Rothstein bank hit with $60 million clawback suit
By Peter Franceschina
The trustee for the Scott Rothstein bankruptcy case has filed a clawback suit seeking nearly $60 million from Gibraltar Private Bank & Trust, alleging the bank aided the Fort Lauderdale attorney in running his massive Ponzi scheme.
More than two dozen clawback suits have been filed in the Rothstein Rosenfeldt Adler law firm bankruptcy. Gibraltar also is the target of a civil lawsuit filed by a group of investors that allegedly lost more than $100 million. Rothstein bought roughly a 5 percent interest in the Coral Gables-based bank, which has offices in downtown Fort Lauderdale.
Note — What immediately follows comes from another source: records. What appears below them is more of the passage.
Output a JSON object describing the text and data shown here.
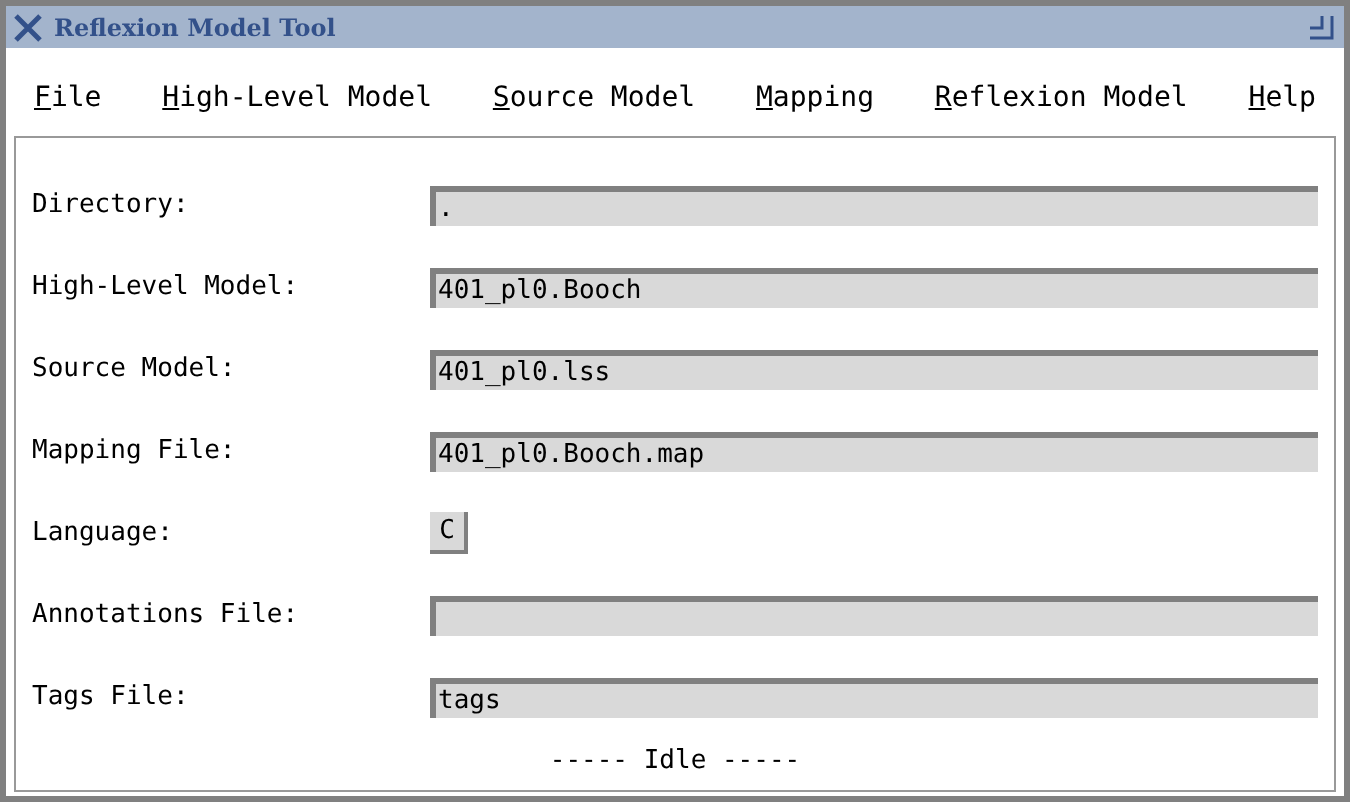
{
  "window": {
    "title": "Reflexion Model Tool"
  },
  "menu": [
    "File",
    "High-Level Model",
    "Source Model",
    "Mapping",
    "Reflexion Model",
    "Help"
  ],
  "form": [
    {
      "label": "Directory:",
      "kind": "field",
      "value": "."
    },
    {
      "label": "High-Level Model:",
      "kind": "field",
      "value": "401_pl0.Booch"
    },
    {
      "label": "Source Model:",
      "kind": "field",
      "value": "401_pl0.lss"
    },
    {
      "label": "Mapping File:",
      "kind": "field",
      "value": "401_pl0.Booch.map"
    },
    {
      "label": "Language:",
      "kind": "button",
      "value": "C"
    },
    {
      "label": "Annotations File:",
      "kind": "field"
    },
    {
      "label": "Tags File:",
      "kind": "field",
      "value": "tags"
    }
  ],
  "status": "----- Idle -----"
}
The clawback suit, filed Monday in U.S. Bankruptcy Court, alleges that “from the outset, Rothstein utilized the cooperation of Gibraltar in order to give birth to and to perpetuate the life of his Ponzi scheme.”
“Gibraltar gained actual and/or constructive knowledge of Rothstein’s criminal conduct by monitoring and questioning the high volume, high velocity flow of funds between RRA and/or Rothstein accounts, as well as the substantial, recurring overdrafts which were clearly indicative of money laundering, tax evasion, and other criminal conduct,” the suit alleges.
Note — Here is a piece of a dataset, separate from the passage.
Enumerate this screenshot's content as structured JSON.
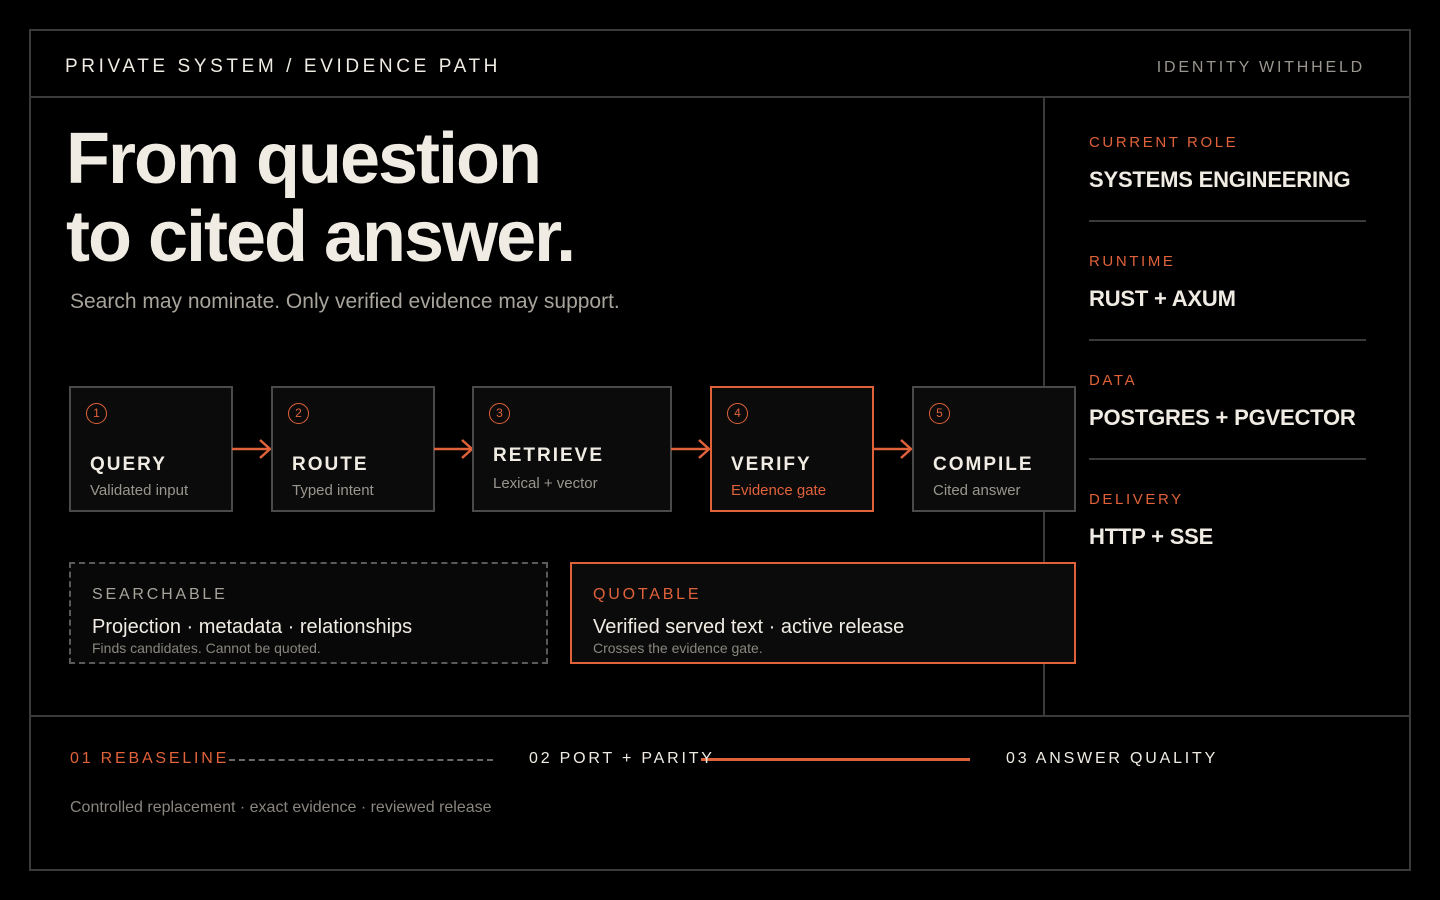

Thomas Tew, an attorney for the bank, said Gibraltar would contest the suit. Tew said the bankruptcy trustee doesn’t have standing under the law to bring claims that the bank was implicated in the fraud scheme, because Rothstein used his law firm as a criminal enterprise.
“If you’re a crook, you can’t turn around and sue someone else for your wrongdoing,” he said.
Tew also said the clawback claims are a form of “double dipping” because it was money from the investors who are suing Gibraltar in the civil case that Rothstein used to cover millions of dollars in overdrafts at the bank. A judge is now considering a Gibraltar motion to dismiss the bank as a defendant in that case.
John Genovese, an attorney for the bankruptcy trustee, said only the trustee could bring certain claims against Gibraltar. He said the bank has to demonstrate it received the money from Rothstein in good faith and had no knowledge of the fraud.
“We have alleged there are significant badges of fraud that would have put them on notice that Rothstein was engaged in a fraud. These claims could not be asserted in state court,” he said. “We feel fairly certain that given that they failed to follow their own policies and practices, that they can’t demonstrate they acted in good faith.”
Rothstein's $1.4 billion fraud scheme collapsed in the fall of 2009. Rothstein, 48, is still cooperating in the federal investigation and is serving a 50-year prison term in an undisclosed location after helping bring down a reputed Mafia figure.